Root Leaf Flower Fruit
Longlisted for the 2024 Mary and Peter Biggs Award for Poetry
NZ Listener Best Books of 2023
A woman lies helpless after a stroke, her family gathered. Her grandson, healing slowly from a head injury after coming off his bike, takes leave from his job and family to prepare her rundown house and farm for sale. As he works, he sifts through what remains of his grandmother’s daily life. Then, after an auction result for which he was not prepared, and echoing her desperate flight years earlier, his uncertain return leads to a haunting and unguessable destination.
Root Leaf Flower Fruit is a verse novel about slow time – the turning of the seasons, the farming of land, the generations of a family – and about sudden, devastating interruptions.

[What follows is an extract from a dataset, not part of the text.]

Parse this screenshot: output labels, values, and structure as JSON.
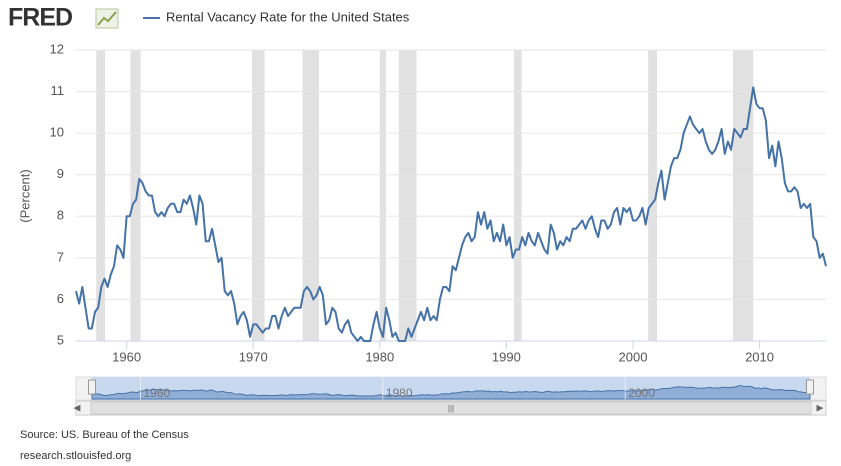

'Nelson’s book-length poem is an extraordinary act of art-making. The writing is visceral: Nelson writes the weather, the mud, the rain, the roots, the beats of bodies. There is a beautiful rendering of human cycles (interrupted as they are by death, injury, and emotional upheaval) against the entropy and flourishing of the land around and underneath. I was so impressed by the ambition and the beauty of this book.' —Claire Mabey, The Spinoff
'It’s quite a feat to create a novel-length poem like this. Bill Nelson has done it with panache. . . . The final walk of the grandmother is a tour de force of style and painfully realistic.' —NZ Listener
'This beautiful work glides between the present day and days of yore. . . . Root Leaf Flower Fruit is startling in direction, as it roams far from the narrator's diminishing world, offering up all kinds of memories and regeneration.' —Jessie Neilson, Otago Daily Times
‘This book kept surprising me. I loved its fascination with the body’s sleights of hand, and the careful attention it paid to childhood, memory and other buried things.’ —Anna Smaill, author of The Chimes and Bird Life
‘Root Leaf Flower Fruit seems to me to be a sort of Pākehā whakapapa, or a yearning for it, and a commentary on the ways in which Pākehā reach for connection to place and people but sometimes miss. The most beautiful passages describe the body failing while the whenua continues its seasonal rotation. I was completely absorbed by this story song of a grandson and grandmother trying to connect both to the world around them and to their sense of self.’ —Tina Makereti, author of The Imaginary Lives of James Pōneke and Where the Rēkohu Bone Sings
‘Funny and destabilising, Root Leaf Flower Fruit is a haunting insight into the “pattern of a damaged brain slowly healing”.’ — Lawrence Patchett, The Spinoff
‘The plot momentum and machination transported me swiftly through the pages.’ — Vaughan Rapatahana, Kete Books
‘I take my hat off to anyone who writes a verse novel because its such an affirmative thing to do in terms of valuing art.’ — Airini Beautrais, RNZ
Bill Nelson's first book of poetry was Memorandum of Understanding (2016). His poems have appeared in Best New Zealand Poems, Sport, Landfall, Hue & Cry, Shenandoah, The Spinoff, Minarets and The 4th Floor, as well as in dance performances and art galleries and on posters. In 2009 he won the Biggs Family Prize in Poetry from the International Institute of Modern Letters, and he is a founding editor of Up Country: A Journal for the NZ Outdoors. He lives in Te Whanganui-a-Tara with his partner and two children, and his dog, Callimachus Bruce.